El "prototipo Detroit" y el "prototipo Chipre": el cuento de dos ciudades

24 de julio de 2013

 

24 de julio de 2013 — El alcalde de Detroit, David Bing, dijo el domingo lo que todos, excepto los tarados, ya saben: que Detroit no es más que el principio de una ola planeada de quiebras por todo el país.

"Nosotros no somos la única ciudad que va a pasar por las dificultades por las que estamos pasando. Hay más de cien ciudades urbanas que tienen los mismos problemas que tenemos nosotros. Nosotros pudiéramos ser los primeros, somos los más grandes, pero absolutamente no vamos a ser los últimos". Agregó que "he recibido un gran apoyo de este gobierno" aunque todavía no se ha dicho ni una sola palabra de un rescate federal para Detroit.

De hecho el "prototipo Detroit" para sacrificar a las ciudades y estados estadounidenses es esencialmente idéntico en todo al "prototipo Chipre" para Europa, como nosotros lo denunciamos desde el momento en que se anunció a mediados de junio la presentación de la quiebra. Detroit y Nicosia podrían en realidad ser consideradas ciudades hermanas. Y en este cuento de dos ciudades, ha sido el mejor de los tiempos (para los bancos) y el peor de los tiempos (para la gente). En el caso de Chipre, con el fin de reestructurar y mantener el servicio de los 15,400 millones de euros ($20,300 millones de dólares) en deuda pública que le debe a sus acreedores bancarios, robaron descaradamente el 60% de los depósitos de la población. Como resultado de esto, el desempleo se ha disparado, mientras se reducen también los servicios de salud y educación y así sucesivamente.

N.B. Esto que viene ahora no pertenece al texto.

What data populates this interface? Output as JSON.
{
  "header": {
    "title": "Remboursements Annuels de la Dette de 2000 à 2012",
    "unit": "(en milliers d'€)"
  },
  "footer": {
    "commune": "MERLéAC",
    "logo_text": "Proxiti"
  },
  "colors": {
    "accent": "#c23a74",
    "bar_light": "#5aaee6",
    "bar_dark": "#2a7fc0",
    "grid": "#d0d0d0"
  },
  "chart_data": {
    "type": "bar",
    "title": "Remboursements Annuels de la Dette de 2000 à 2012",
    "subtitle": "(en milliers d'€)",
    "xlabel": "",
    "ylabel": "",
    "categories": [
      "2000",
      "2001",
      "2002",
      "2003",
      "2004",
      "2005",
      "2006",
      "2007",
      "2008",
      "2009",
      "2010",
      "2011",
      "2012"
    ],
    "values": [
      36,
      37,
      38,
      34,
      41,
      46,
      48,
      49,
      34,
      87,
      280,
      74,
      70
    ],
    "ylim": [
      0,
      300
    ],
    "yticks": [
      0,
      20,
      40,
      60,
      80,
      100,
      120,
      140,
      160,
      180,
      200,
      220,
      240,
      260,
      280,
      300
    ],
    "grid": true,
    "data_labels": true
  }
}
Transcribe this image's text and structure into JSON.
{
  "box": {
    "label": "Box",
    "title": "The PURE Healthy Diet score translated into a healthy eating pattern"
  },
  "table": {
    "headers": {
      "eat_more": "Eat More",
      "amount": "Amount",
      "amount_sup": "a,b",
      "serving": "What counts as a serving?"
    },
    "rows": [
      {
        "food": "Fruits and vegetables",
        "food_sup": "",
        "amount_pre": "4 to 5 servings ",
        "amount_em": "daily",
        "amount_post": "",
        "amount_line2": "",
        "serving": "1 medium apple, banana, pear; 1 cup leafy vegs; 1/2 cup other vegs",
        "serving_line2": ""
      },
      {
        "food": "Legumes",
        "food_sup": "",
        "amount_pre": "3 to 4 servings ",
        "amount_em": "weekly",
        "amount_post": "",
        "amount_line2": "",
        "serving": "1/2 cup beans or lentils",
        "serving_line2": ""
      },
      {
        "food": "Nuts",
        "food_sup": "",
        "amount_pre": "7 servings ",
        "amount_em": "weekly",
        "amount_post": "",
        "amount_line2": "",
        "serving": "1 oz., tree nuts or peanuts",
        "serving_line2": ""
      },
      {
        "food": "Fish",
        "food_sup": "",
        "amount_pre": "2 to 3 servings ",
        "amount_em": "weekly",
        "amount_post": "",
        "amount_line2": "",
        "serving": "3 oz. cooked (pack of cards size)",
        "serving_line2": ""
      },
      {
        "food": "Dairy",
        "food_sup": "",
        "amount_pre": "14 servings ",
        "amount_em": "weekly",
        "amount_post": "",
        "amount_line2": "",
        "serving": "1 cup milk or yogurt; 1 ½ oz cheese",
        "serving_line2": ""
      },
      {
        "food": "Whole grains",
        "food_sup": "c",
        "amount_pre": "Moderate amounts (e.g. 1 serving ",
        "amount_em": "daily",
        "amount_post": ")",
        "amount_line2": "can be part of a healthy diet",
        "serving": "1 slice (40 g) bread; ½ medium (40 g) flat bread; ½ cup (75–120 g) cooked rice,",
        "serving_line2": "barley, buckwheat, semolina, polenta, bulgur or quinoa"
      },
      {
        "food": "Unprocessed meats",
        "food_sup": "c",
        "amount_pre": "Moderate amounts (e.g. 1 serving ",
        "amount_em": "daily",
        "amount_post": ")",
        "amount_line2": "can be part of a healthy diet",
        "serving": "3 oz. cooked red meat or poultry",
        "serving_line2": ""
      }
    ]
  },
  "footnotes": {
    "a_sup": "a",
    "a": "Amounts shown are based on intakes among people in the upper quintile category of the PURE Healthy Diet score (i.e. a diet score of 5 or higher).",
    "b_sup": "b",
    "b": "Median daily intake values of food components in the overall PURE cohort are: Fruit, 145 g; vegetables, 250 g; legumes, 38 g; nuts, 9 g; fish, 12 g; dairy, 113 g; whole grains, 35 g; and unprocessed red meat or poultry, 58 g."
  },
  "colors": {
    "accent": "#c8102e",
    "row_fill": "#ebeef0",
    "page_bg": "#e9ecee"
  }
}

En el caso de Detroit, se están "reestructurando" $18,000 millones de dólares en deuda, reconociéndoles a los bancos depredadores que fueron los que causaron en primer lugar este lío, 80 centavos por cada dólares y a otros titulares de bonos y fondos de pensiones unos cuantos centavos por cada dólar. Y hemos venido documentado la devastación que está ocurriendo en la economía física de Detroit, para garantizar ese arreglo.

En pocas palabras, pusieron a los bancos en soporte de vida en tanto que someten a la población a soporte de muerte.